May 16 (Reuters) - Foreign investors ended a three-week trend of selling Japanese bonds by purchasing long-term securities, although analysts suggest the rebound could be fleeting amid ongoing market uncertainties.

They bought 1.7 trillion yen in long-term bonds in the week ended May 10, the largest purchase in eight weeks, according to Ministry of Finance data.

Foreigners offloaded about 2.43 trillion yen worth of short-term local bonds after netting approximately 3.78 trillion yen the previous week, data showed.

After raising interest rates in March, the Bank of Japan held rates steady at the end of April and continued its usual bond purchases.

While some perceived this stability positively, there are concerns that the Japanese bond market still faces challenges, including the potential for tighter monetary policy, yen volatility and rising inflation.

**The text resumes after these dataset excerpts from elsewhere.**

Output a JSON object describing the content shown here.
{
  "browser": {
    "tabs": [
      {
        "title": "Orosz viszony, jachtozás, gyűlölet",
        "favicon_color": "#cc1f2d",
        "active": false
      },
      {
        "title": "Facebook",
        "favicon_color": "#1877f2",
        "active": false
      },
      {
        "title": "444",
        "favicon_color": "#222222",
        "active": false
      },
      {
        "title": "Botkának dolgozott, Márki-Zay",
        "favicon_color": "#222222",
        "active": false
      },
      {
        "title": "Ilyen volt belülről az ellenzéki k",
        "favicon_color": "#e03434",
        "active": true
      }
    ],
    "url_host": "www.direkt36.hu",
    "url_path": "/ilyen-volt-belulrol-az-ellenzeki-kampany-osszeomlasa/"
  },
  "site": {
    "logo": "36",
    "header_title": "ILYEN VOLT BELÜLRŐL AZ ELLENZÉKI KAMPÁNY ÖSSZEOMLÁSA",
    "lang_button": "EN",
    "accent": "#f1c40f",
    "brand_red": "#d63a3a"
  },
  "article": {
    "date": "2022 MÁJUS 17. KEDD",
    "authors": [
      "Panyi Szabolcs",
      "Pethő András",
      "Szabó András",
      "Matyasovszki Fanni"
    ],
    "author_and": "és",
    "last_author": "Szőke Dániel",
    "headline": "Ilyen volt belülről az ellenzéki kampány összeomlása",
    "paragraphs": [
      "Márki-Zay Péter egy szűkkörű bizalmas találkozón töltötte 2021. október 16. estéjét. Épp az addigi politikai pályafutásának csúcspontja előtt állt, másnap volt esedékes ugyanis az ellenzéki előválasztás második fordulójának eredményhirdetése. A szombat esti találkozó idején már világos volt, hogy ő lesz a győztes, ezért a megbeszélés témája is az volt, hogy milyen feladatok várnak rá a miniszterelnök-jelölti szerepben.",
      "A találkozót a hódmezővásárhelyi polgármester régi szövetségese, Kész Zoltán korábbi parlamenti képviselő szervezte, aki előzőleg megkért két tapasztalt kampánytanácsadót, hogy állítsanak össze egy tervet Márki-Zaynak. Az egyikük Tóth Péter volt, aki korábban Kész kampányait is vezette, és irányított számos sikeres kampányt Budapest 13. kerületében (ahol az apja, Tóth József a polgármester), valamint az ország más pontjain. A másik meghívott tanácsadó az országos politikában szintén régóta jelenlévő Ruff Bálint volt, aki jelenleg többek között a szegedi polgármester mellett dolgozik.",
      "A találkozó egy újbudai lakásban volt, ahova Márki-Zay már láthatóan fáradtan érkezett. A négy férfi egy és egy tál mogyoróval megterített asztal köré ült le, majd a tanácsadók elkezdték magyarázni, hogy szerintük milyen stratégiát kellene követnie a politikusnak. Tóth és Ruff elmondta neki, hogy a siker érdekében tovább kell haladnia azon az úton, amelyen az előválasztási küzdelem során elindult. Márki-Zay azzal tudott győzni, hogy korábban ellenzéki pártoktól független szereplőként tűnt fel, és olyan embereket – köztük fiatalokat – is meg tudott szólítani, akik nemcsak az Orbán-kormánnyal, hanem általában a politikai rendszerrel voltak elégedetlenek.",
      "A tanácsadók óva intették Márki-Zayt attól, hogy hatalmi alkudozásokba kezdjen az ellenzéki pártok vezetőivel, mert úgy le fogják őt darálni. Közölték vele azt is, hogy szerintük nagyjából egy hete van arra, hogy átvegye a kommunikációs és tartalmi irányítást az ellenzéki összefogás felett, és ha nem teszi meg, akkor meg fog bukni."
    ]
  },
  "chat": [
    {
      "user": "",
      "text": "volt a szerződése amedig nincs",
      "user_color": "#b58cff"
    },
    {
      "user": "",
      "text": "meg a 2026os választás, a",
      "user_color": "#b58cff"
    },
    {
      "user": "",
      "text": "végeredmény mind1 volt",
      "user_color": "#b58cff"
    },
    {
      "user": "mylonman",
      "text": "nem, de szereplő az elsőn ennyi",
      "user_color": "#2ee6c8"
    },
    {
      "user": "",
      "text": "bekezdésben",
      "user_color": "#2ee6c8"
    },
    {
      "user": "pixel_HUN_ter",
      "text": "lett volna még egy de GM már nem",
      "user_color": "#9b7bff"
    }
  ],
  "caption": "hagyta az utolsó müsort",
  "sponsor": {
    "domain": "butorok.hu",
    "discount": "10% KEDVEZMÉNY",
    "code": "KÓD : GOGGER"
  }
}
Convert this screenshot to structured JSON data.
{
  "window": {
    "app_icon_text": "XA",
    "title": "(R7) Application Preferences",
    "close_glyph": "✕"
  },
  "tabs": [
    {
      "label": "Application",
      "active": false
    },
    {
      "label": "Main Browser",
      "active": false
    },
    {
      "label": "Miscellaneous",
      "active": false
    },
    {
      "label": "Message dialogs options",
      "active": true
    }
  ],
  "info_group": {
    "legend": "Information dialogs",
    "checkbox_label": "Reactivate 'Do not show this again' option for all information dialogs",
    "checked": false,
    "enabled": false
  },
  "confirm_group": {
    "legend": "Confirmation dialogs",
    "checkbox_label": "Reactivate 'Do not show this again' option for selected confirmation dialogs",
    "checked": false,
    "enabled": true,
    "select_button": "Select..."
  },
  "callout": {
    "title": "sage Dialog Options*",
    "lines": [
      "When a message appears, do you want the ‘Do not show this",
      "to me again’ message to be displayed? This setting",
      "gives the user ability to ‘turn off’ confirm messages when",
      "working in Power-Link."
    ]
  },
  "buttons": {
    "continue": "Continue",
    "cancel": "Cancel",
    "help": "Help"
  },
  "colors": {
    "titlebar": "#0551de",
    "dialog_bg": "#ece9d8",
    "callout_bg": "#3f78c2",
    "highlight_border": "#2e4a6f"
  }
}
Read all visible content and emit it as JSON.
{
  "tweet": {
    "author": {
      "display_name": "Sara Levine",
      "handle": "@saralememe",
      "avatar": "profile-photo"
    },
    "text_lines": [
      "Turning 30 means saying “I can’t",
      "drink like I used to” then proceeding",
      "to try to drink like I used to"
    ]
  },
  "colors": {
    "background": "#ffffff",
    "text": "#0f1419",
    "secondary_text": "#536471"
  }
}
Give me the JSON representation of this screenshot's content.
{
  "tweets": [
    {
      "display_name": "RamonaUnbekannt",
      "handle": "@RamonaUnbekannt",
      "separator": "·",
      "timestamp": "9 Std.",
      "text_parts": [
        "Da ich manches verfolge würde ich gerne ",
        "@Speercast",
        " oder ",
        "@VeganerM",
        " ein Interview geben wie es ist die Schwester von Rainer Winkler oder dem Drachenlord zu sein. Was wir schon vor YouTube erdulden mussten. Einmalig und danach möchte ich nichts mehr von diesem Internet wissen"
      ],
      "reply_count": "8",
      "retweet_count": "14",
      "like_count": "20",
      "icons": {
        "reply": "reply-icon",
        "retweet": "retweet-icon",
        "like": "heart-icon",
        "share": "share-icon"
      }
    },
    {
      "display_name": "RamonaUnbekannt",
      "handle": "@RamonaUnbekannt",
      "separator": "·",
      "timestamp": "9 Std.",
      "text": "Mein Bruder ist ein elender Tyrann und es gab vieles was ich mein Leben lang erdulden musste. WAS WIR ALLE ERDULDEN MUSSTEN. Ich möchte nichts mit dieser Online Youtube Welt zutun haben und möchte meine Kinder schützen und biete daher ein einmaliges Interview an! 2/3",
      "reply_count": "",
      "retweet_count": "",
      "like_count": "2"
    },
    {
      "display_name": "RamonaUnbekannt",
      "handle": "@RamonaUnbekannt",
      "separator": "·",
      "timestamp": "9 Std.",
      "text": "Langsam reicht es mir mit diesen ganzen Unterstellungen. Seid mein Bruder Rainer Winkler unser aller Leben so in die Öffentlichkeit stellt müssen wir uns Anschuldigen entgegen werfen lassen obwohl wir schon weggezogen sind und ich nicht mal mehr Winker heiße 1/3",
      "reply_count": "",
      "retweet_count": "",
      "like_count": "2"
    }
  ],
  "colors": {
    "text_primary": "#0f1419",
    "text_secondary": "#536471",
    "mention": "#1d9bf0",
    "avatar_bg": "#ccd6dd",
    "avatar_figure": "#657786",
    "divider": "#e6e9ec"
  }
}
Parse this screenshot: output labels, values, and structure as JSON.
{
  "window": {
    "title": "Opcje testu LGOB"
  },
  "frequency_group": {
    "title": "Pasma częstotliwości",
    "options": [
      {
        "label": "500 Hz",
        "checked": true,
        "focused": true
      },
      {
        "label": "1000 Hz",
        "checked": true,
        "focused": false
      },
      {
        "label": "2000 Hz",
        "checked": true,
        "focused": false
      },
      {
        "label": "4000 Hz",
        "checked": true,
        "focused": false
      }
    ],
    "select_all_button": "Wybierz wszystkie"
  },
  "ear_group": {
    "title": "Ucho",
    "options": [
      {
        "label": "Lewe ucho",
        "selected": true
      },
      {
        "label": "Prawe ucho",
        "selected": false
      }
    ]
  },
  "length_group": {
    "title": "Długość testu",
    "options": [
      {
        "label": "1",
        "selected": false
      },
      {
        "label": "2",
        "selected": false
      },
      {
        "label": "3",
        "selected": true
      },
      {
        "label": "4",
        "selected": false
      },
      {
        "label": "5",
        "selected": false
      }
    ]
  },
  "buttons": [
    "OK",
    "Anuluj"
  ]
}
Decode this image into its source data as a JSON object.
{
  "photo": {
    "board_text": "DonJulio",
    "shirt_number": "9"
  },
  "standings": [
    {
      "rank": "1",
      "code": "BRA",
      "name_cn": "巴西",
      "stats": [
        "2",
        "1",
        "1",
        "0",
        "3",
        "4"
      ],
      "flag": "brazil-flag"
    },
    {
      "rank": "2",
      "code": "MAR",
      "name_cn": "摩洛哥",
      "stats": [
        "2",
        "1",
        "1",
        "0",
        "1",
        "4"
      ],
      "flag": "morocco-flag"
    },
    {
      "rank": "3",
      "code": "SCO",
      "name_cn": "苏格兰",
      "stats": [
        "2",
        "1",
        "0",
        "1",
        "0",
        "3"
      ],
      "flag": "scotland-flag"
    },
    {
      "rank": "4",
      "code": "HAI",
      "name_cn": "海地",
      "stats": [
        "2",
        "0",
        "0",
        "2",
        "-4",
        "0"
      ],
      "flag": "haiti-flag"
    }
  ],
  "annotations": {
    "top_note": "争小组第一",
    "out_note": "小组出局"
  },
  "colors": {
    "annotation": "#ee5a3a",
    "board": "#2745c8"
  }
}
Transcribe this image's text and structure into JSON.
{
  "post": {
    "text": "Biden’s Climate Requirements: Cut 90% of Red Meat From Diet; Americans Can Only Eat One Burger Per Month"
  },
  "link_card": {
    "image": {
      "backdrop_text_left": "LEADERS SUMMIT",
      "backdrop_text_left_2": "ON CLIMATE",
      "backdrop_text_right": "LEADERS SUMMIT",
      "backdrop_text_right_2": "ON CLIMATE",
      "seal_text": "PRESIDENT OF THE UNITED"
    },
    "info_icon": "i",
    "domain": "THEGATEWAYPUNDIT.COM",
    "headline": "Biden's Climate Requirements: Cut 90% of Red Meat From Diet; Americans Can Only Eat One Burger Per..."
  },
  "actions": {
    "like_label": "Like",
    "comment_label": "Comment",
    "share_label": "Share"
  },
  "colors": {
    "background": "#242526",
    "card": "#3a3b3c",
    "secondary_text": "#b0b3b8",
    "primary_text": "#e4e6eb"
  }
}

In the Japanese equities market, cross-border outflows eased to 17.28 billion yen during the week ended May 10, from about 263.31 billion yen outflows in the previous week, data from stock exchanges showed.

Overseas investors still purchased about 263.61 billion yen worth of cash equities, thanks to a downside surprise in U.S. job growth that rekindled hopes of rate cuts by the Federal Reserve this year.

They sold derivative contracts of about 280.89 billion yen last week.

Japanese domestic investors, meanwhile, remained net sellers of long-term foreign bonds for a third successive week, withdrawing about 396.6 billion yen on a net basis. They, however, poured about 21 billion yen into short-term debt instruments.

Meanwhile, domestic players shed about 387.3 billion yen of overseas equities after two weeks of net purchases in a row.